No, it wasn’t like that. L’Enfant’s eyes held the cold, unblinking stare of a man who has accepted Death as a brother of the road: a dark companion with whom he can curl up at night, telling strange tales about sailors who had lost their way at sea. Dead eyes. The fathomless gaze of an unhinged mind.

‘You look a little tired,’
L’Enfant said.

‘It’s been a long trip,’ Nash said, bringing himself back to the dangerous here-and-now. ‘Who are you?’

For a second, L’Enfant didn’t respond. His eyes seemed to search Nash’s face, and there was an instant in which Nash thought he caught a glimmer of recognition. L’Enfant opened his mouth and Nash waited for what he was almost certain would come—
Don’t I recognize you? Didn’t you once serve under my command? Weren’t you once a seaman on my old sub?—
and he thought again of the pistol concealed in his thigh pocket.

‘L’Enfant,’
he said.
‘Terrance L’Enfant. I’m the commander of this base. You must be Boggs’ new co-pilot


‘Andy Donaldson. Yeah, that’s me.’ Nash held out his gauntleted hand: L’Enfant either failed to notice or declined to shake it. Nash noticed that the fourth man in the reception committee had walked closer to them. The tape on his suit read
Akers;
this would be Charles Akers, one of L’Enfant’s two goons. Nash did his best to ignore him. ‘It’s my first trip up here, so…’

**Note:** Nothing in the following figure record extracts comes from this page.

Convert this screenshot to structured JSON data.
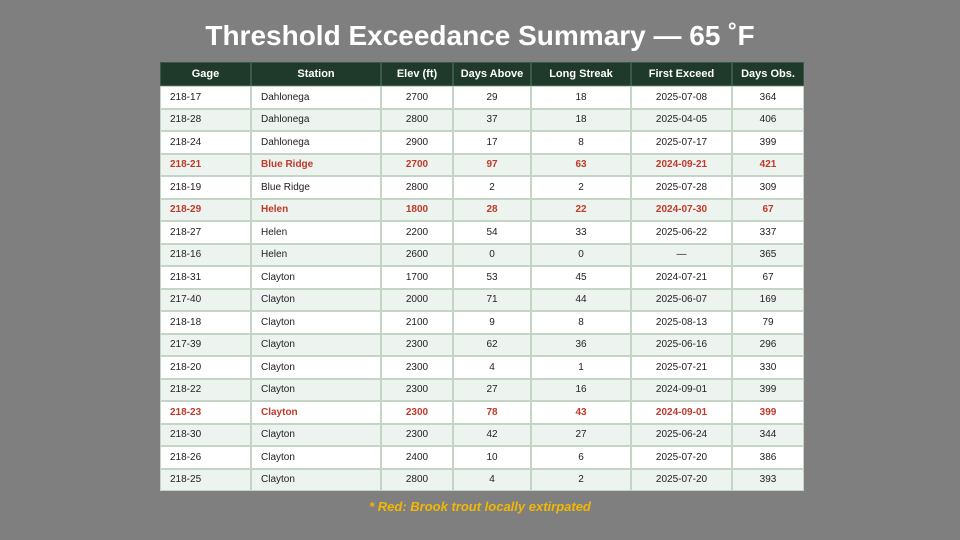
{
  "title": "Threshold Exceedance Summary — 65 ˚F",
  "table": {
    "columns": [
      "Gage",
      "Station",
      "Elev (ft)",
      "Days Above",
      "Long Streak",
      "First Exceed",
      "Days Obs."
    ],
    "rows": [
      [
        "218-17",
        "Dahlonega",
        2700,
        29,
        18,
        "2025-07-08",
        364
      ],
      [
        "218-28",
        "Dahlonega",
        2800,
        37,
        18,
        "2025-04-05",
        406
      ],
      [
        "218-24",
        "Dahlonega",
        2900,
        17,
        8,
        "2025-07-17",
        399
      ],
      [
        "218-21",
        "Blue Ridge",
        2700,
        97,
        63,
        "2024-09-21",
        421
      ],
      [
        "218-19",
        "Blue Ridge",
        2800,
        2,
        2,
        "2025-07-28",
        309
      ],
      [
        "218-29",
        "Helen",
        1800,
        28,
        22,
        "2024-07-30",
        67
      ],
      [
        "218-27",
        "Helen",
        2200,
        54,
        33,
        "2025-06-22",
        337
      ],
      [
        "218-16",
        "Helen",
        2600,
        0,
        0,
        "—",
        365
      ],
      [
        "218-31",
        "Clayton",
        1700,
        53,
        45,
        "2024-07-21",
        67
      ],
      [
        "217-40",
        "Clayton",
        2000,
        71,
        44,
        "2025-06-07",
        169
      ],
      [
        "218-18",
        "Clayton",
        2100,
        9,
        8,
        "2025-08-13",
        79
      ],
      [
        "217-39",
        "Clayton",
        2300,
        62,
        36,
        "2025-06-16",
        296
      ],
      [
        "218-20",
        "Clayton",
        2300,
        4,
        1,
        "2025-07-21",
        330
      ],
      [
        "218-22",
        "Clayton",
        2300,
        27,
        16,
        "2024-09-01",
        399
      ],
      [
        "218-23",
        "Clayton",
        2300,
        78,
        43,
        "2024-09-01",
        399
      ],
      [
        "218-30",
        "Clayton",
        2300,
        42,
        27,
        "2025-06-24",
        344
      ],
      [
        "218-26",
        "Clayton",
        2400,
        10,
        6,
        "2025-07-20",
        386
      ],
      [
        "218-25",
        "Clayton",
        2800,
        4,
        2,
        "2025-07-20",
        393
      ]
    ],
    "red_rows": [
      3,
      5,
      14
    ],
    "red_color": "#c0392b"
  },
  "footnote": "* Red: Brook trout locally extirpated"
}
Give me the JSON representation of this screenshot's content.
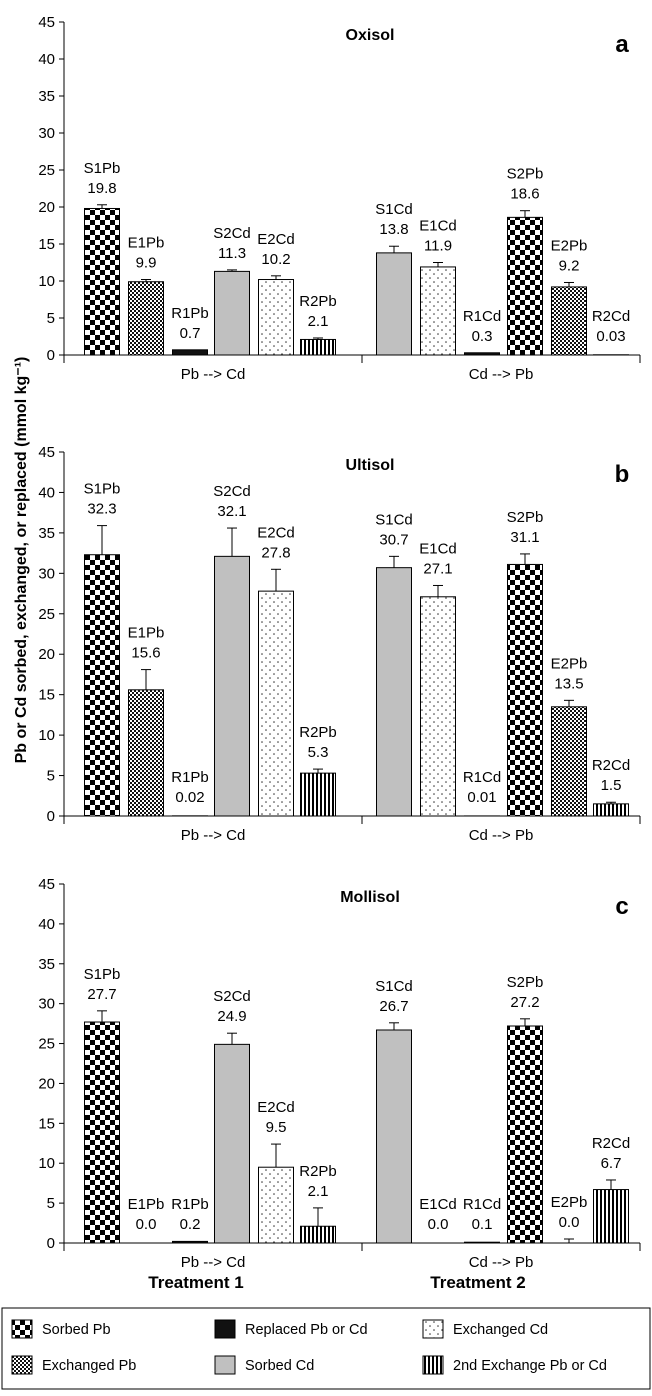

‘Mr Donaldson, are you normally insubordinate to your commanding officer?’
L’Enfant’s voice was smooth yet imperious.
‘The way you addressed Mr Boggs—telling him to hold his horses and so forth—was hardly respectful.’

Before Nash could formulate an answer, L’Enfant stepped back, shaking his head slightly within his helmet.
‘Never mind. I should have learned by now that Skycorp’s fly boys are usually rude. And if you fly with Boggs, you’ve got to be a loser.’
He started to turn away, then stopped and looked back at him.
‘Nonetheless, Donaldson, while you’re staying at my base, you’ll be so kind as to address me as Commander L’Enfant. Understood?’

Not American co-supervisor, Nash noted, but
Commander.
He wondered if anyone in the Pentagon—or on Earth, for that matter—was aware of this unofficial change of status.

Again, L’Enfant didn’t wait for a reply.
‘I’ll be returning to the base now. Dr. Kawakami and Dr. Verduin will be joining me. Charlie here will help you get that hatch open and unload your cargo. Once you’re done, I expect you to supply him with a lift back to the base camp. Correct?’